As far as I know, similar studies in the ocean have not been conducted, but aquaculture facilities could be a good way to sample the “radius” at which eDNA can be detected around a stationary point source. However, in the literature, there are several studies that have found that fish communities determined by eDNA vary on very small spatial scales (Port et al. 2015, Kelly et al. 2018, etc.)? Those imply that eDNA actually can’t move that far from the animal after it has been shed. How can we reconcile the different estimates of how far eDNA can move with these studies? We have been thinking about this a lot and have to continue reminding ourselves of what we are trying to measure and how we are measuring it. Or in other words, it depends on your perspective (and methods).

 

Basically, there are two ways to ask the question about eDNA transport:

1)    How far does a single eDNA particle move?
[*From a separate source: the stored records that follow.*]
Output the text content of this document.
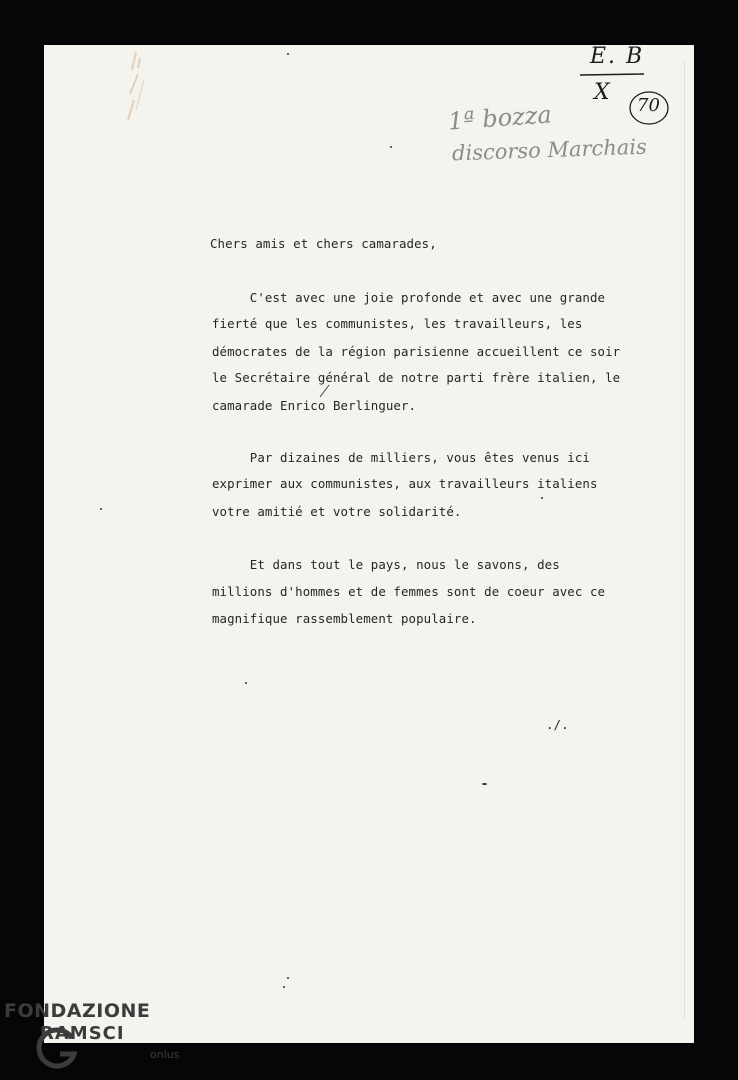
E. B
X
70
1ª bozza
discorso Marchais
Chers amis et chers camarades,
C'est avec une joie profonde et avec une grande
fierté que les communistes, les travailleurs, les
démocrates de la région parisienne accueillent ce soir
le Secrétaire général de notre parti frère italien, le
camarade Enrico Berlinguer.
Par dizaines de milliers, vous êtes venus ici
exprimer aux communistes, aux travailleurs italiens
votre amitié et votre solidarité.
Et dans tout le pays, nous le savons, des
millions d'hommes et de femmes sont de coeur avec ce
magnifique rassemblement populaire.
./.
FONDAZIONE
RAMSCI
onlus
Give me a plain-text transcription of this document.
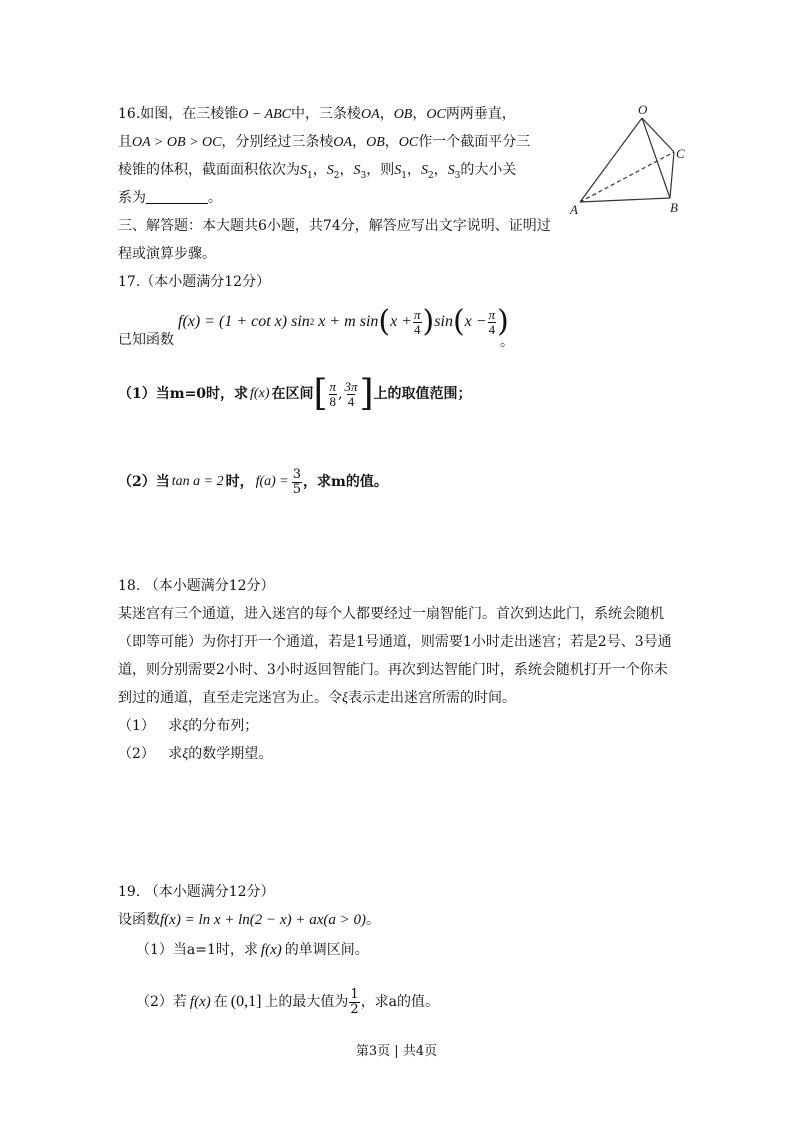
16.如图，在三棱锥O − ABC中，三条棱OA，OB，OC两两垂直，
且OA > OB > OC，分别经过三条棱OA，OB，OC作一个截面平分三
棱锥的体积，截面面积依次为$S_1$，$S_2$，$S_3$，则$S_1$，$S_2$，$S_3$的大小关
系为	。
O
A	B
C
三、解答题：本大题共6小题，共74分，解答应写出文字说明、证明过
程或演算步骤。
17.（本小题满分12分）
已知函数
f(x) =
(1 + cot x) sin 2
x + m sin ( $x + \frac{\pi}{4}$ ) sin ( $x - \frac{\pi}{4}$ )
。
（1） 当m=0时，求 f(x) 在区间 [ $\frac{\pi}{8}$ , $\frac{3\pi}{4}$ ] 上的取值范围；
（2） 当 tan a = 2 时， $f(a) = \frac{3}{5}$ ，求m的值。
18. （本小题满分12分）
某迷宫有三个通道，进入迷宫的每个人都要经过一扇智能门。首次到达此门，系统会随机
（即等可能）为你打开一个通道，若是1号通道，则需要1小时走出迷宫；若是2号、3号通
道，则分别需要2小时、3小时返回智能门。再次到达智能门时，系统会随机打开一个你未
到过的通道，直至走完迷宫为止。令ξ表示走出迷宫所需的时间。
（1） 求ξ的分布列；
（2） 求ξ的数学期望。
19. （本小题满分12分）
设函数f(x) = ln x + ln(2 − x) + ax(a > 0)。
（1）当a=1时，求 f(x) 的单调区间。
（2）若 f(x) 在 (0,1] 上的最大值为 $\frac{1}{2}$ ，求a的值。
第3页 | 共4页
2)    At what spatial scale can you detect differences in communities by eDNA?

 

Conveniently, these correspond well with the two different ways we currently use molecular tools to find eDNA in water. It makes more sense to answer question 1 with qPCR for just a single species at a time. Question 2, however, requires looking at many species at once and implies the use of eDNA metabarcoding. But eDNA metabarcoding does not do a great job at giving quantitative results for a given species (for many of the reasons Ryan described in a previous blog post – namely, PCR bias and other errors introduced in laboratory processing). And we have to be particularly careful about false negatives in metabarcoding data. If something is not detected via metabarcoding, it might not mean that the DNA (and thus the animal) wasn’t there. Going back to reconciling the long transport distances but small scale spatial differences, we have to remember that they have primarily been answering two separate questions using two different tools (a notable exception is Civade et al. 2016, which looked at eDNA transport using metabarcoding rather than qPCR). So, there is a world in which coho salmon eDNA canbe transported 100s of meters but we can still determine that Site A is different than Site B which is only 20 m away because we found coho salmon at both sites, but other fish and invertebrates and diatoms unique to each site.

 

So… how does this apply to field samples where we found beaver eDNA? First we need to ask how was the beaver identified – using qPCR or metabarcoding? And then we probably need to think about the other processes I mentioned before as it relates to beavers and the water we sampled – like how much eDNA does a beaver shed and how long do we expect eDNA to last in this water temperature? And a final complication to leave you with: what if there were multiple beavers? One might have been 5 m upstream a day before collecting our water sample and another one 75 m upstream and hour before collecting our water sample.

 

Like I said, it can get complicated! Probably the beaver was less than a kilometer upstream. But who really knows.